Hikayat – Bilal bin Rabah Radhiyallahu ‘anhu adalah seorang shahabat termasyhur. Ia muadzin tetap di Masjid Nabawi. Semula ia seorang budak milik seorang kafir, yaitu Umayyah bin Khalaf, kemudian ia memeluk Islam yang menyebabkannya banyak menerima berbagai siksaan.
Umayyah bin khalaf adalah seorang kafir yang sangat memusuhi Islam. Ia membaringkan Bilal bin Rabah Radhiyallahu ‘anhu di atas padang pasir di siang hari yang sangat panas di bawah terik matahari sambal meletakkan batu besar di dadanya, sehingga Bilal bin Rabah Radhiyallahu ‘anhu tidak bisa bergerak
Lalu ia berkata kepadanya, “Apakah kamu siap mati seperti ini atau tetap hidup dengan syarat kamu meninggalkan Islam?”
Dalam keadaan seperti itu, Bilal bin Rabah Radhiyallahu ‘anhu hanya berkata, “Ahad! Ahad! (hanya satu yang berhak disembah)”
Malam hari, ia dirantai dan dicambuk terus menerus sehingga badannya penuh luka. Esok harinya, dengan luka itu ia dijemur kembali di padang pasir yang panas sehingga lukanya semakin parah. Tuannya berharap, ia akan meninggalkan Islam atau menggelepar mati. Orang yang menyiksa Bilal bin Rabah Radhiyallahu anhu sampai keletihan, sehingga perlu bergantian. Kadang Abu Jahal, Umayyah bin Khalaf, dan terkadang orang lain. Setiap orang berusaha menyiksanya sekuat tenaga. Ketika Sayyidina Abu Bakar Radhiyallahu ‘anhu melihat penderitaan Bilal bin Rabah Radhiyallahu ‘anhu, dia membeli Bilal bin Rabah Radhiyallahu ‘anhu dan memerdekakannya.

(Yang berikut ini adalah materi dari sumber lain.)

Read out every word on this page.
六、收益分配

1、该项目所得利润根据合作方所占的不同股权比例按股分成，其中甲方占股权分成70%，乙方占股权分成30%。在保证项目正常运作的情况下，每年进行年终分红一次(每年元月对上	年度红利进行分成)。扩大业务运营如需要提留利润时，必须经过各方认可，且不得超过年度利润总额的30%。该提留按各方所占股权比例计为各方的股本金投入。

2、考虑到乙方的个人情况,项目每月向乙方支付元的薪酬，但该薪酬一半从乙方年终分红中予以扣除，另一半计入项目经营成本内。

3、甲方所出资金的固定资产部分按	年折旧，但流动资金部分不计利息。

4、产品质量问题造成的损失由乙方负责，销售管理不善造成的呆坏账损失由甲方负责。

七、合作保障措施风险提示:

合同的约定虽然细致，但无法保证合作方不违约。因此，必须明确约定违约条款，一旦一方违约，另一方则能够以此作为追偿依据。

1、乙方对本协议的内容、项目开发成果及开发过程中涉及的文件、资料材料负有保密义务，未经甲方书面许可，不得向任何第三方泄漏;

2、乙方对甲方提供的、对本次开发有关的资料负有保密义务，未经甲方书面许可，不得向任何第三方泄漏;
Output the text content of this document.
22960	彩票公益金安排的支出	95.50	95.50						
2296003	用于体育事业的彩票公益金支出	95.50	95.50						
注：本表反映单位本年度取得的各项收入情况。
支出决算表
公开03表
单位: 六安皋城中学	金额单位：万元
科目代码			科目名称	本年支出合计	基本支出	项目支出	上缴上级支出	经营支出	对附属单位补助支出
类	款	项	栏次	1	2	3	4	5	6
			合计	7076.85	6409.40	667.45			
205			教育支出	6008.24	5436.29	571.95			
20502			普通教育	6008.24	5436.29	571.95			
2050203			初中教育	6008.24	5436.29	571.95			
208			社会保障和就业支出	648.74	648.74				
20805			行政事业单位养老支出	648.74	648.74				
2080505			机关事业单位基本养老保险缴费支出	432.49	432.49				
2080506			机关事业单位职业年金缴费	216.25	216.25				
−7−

Karena cintaya kepada Allah Subhaanahu wata’ala inilah Bilal bin Rabah Radhiyallahu anhu didera dengan segala siksaan. Ia diserahkan kepada anak-anak Makkah untuk diarak di lorong-lorong. Akan tetapi, dari bibirnya selalu terucap, “Ahad! Ahad!” dengan pengorbanannya itu, dia mendapat kehormatan sebagai muadzin Baginda Rasulullah Shallallahu ‘alaihi wasallam , baik ketika tinggal di Madinah maupun dalam perjalanan. Setelah Baginda Rasulullah Shallallahu ‘alaihi wasallam wafat, dia tinggal di Madinah untuk beberapa lama. Akan tetapi, karena melihat Baginda Rasulullah Shallallahu ‘alaihi wasallam sudah tidak ada di tempat, sulit baginya untuk terus tinggal di Madinah Thayyibah. Oleh karena itu, ia berniat menghabiskan sisa hidupnya untuk berjihad (di Syam). Dia pun berangkat berjihad dan beberapa lama tidak kembali ke Madinah.
Suatu ketika ia bermimpi berjumpa dengan Baginda Rasulullah Shallallahu ‘alaihi wasallam. Beliau bersabda, “Wahai Bilal, masihkah kamu setia kepadaku? Mengapa kamu tidak pernah menziarahiku?” begitu bangun, ia segera pergi ke Madinah. Setibanya di sana, Sayyidina Hasan dan Sayyidina Husain Radhiyallahu ‘anhuma memintanya untuk mengumandangkan adzan. Ia tidak dapat menolak permintaan kedua orang yang sangat dicintainya itu. Dia pun memulai adzan. Tatkala suara adzan seperti pada masa hidup Baginda Rasulullah Shallallahu ‘alaihi wasallam sampai di telinga penduduk Madinah, Madinah pun gempar. Para wanita pun menangis dan keluar dari rumah-rumah mereka. Setelah tinggal beberapa hari di Madinah, ia pun kembali (ke Syam). Menjelang tahun 20 Hijriyah, dia wafat di Damaskus. (dari kitab Usudul Ghabah).
Faidah
Orang-orang musyrik menjadikan berhala sebagai sesembahan, sedangkan Islam mengajarkan tauhid. Inilah yang menyebabkan dari lisan Bilal bin Rabah Radhiyallahu ‘anhu selalu terucap, “Ahad! Ahad!”. Hal itu karena hubungan dan cintanya yang tinggi terhadap Allah Subhaanahu wata’ala .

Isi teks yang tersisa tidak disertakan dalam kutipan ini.